In the newly reported analysis, patients were randomly assigned to receive fluvoxamine or placebo between January and August 2021. Participants took fluvoxamine 100 mg twice daily for 10 days. By comparison, the U.S. Food and Drug Administration recommends a maximum daily dose of 300 mg of fluvoxamine for patients with OCD; full psychiatric benefits occur after 6 weeks.

For the primary outcome, the investigators assessed whether the conditions of patients with COVID worsened over a 28-day period so as to require either hospitalization or observation in the emergency department for more than 6 hours. In the placebo group, 108 of 733 patients’ conditions deteriorated to this extent (14.7%); by contrast, only 77 of 739 patients in the fluvoxamine group (10.4%) met these primary criteria – a relative risk reduction of 29%.

The treatment effect was greater (34%) in the per protocol analysis of participants who completed their course of pills.

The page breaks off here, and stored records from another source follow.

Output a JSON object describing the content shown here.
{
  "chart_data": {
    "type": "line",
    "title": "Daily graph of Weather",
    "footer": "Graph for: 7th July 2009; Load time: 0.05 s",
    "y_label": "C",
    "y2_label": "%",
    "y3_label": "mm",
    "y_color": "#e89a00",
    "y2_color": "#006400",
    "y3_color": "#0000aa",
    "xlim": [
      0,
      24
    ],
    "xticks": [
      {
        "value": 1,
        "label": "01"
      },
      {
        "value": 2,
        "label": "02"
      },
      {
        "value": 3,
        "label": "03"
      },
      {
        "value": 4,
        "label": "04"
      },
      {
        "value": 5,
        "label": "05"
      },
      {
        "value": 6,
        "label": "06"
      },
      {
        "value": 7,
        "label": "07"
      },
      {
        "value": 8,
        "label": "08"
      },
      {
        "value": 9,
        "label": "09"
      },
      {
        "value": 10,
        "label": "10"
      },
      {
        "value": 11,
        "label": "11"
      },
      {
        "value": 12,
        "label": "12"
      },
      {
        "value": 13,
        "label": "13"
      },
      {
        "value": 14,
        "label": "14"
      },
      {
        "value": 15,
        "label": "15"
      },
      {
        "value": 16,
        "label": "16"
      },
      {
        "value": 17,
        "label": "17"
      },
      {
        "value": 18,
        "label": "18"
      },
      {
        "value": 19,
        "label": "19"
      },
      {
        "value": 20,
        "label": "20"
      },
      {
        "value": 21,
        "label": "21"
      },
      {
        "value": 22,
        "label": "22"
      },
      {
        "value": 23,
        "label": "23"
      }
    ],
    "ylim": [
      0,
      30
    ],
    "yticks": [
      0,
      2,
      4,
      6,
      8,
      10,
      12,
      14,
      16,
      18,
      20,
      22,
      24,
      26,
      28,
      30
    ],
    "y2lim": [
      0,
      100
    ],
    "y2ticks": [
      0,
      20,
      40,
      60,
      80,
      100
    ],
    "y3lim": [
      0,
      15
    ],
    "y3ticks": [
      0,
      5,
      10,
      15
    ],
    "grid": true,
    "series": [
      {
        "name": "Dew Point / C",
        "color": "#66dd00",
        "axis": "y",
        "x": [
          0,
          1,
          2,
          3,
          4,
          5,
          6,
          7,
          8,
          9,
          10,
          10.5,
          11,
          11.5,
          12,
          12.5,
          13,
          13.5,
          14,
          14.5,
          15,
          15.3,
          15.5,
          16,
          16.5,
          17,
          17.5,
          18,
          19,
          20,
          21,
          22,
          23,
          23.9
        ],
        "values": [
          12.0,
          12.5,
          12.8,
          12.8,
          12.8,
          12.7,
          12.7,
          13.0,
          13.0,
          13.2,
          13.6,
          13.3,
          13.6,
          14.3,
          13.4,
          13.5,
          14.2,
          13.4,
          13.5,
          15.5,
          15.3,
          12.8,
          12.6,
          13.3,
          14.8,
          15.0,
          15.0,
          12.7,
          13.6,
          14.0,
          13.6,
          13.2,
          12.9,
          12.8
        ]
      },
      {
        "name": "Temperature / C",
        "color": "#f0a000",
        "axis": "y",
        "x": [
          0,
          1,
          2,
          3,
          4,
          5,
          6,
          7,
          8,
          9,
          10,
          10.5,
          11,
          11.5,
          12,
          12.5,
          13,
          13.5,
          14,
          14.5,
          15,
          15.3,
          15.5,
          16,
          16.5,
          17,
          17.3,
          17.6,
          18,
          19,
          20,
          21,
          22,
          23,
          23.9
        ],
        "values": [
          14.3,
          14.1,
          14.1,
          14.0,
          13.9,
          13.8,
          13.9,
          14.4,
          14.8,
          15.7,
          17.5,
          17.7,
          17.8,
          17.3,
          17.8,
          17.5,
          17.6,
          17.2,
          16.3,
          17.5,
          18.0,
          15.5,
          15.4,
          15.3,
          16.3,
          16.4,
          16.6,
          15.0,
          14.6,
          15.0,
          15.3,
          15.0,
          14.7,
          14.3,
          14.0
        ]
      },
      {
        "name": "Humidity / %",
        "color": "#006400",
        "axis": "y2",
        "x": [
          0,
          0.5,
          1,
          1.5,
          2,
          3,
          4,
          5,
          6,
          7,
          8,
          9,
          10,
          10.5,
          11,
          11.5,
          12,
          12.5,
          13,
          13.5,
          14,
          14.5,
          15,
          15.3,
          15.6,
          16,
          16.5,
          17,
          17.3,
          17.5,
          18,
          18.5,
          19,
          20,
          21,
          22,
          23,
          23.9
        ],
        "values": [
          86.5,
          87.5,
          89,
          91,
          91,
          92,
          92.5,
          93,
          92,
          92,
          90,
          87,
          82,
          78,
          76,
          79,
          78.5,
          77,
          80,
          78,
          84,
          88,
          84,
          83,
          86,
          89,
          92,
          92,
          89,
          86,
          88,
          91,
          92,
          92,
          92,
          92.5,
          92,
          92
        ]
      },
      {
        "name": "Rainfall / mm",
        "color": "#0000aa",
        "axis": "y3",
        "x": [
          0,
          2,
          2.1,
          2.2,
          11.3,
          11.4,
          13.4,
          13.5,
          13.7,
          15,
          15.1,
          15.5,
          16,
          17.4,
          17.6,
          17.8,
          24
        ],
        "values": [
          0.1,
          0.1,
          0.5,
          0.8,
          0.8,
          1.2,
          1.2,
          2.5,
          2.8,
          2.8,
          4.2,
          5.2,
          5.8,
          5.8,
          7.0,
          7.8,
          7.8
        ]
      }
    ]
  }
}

The investigators also collected data on vital signs, including temperature and oxygen saturation, as well as adverse events reported at clinic visits or through video conferencing, phone calls, or social media applications. Side effects were mild, most commonly nausea and fatigue, and did not differ significantly between active treatment and control groups, Dr. Mills said in an interview.

Amid scores of studies evaluating repurposed drugs for COVID-19, the data on fluvoxamine are “looking much more favorable than anyone could have guessed – at least anyone in infectious disease,” said Paul Sax, MD, clinical director of the Division of Infectious Diseases at Brigham and Women’s Hospital and professor of medicine at Harvard Medical School, Boston.

The new TOGETHER trial results augment supportive data published in JAMA last November from a phase 2 randomized trial that was small but “very well done,” Dr. Sax told this news organization.

Those results got a boost from a subsequent study of 65 racetrack workers who chose to take fluvoxamine during a COVID-19 outbreak in the San Francisco Bay area. Forty-eight persons opted against taking the drug. In this small, nonrandomized study, “the people who chose to be treated with fluvoxamine were sicker [at baseline] than the people who didn’t go on it, and yet the [treated group] ended up better,” said Dr. Sax, who discussed accumulating data on the use of fluvoxamine for COVID-19 in a recent New England Journal of Medicine blog post.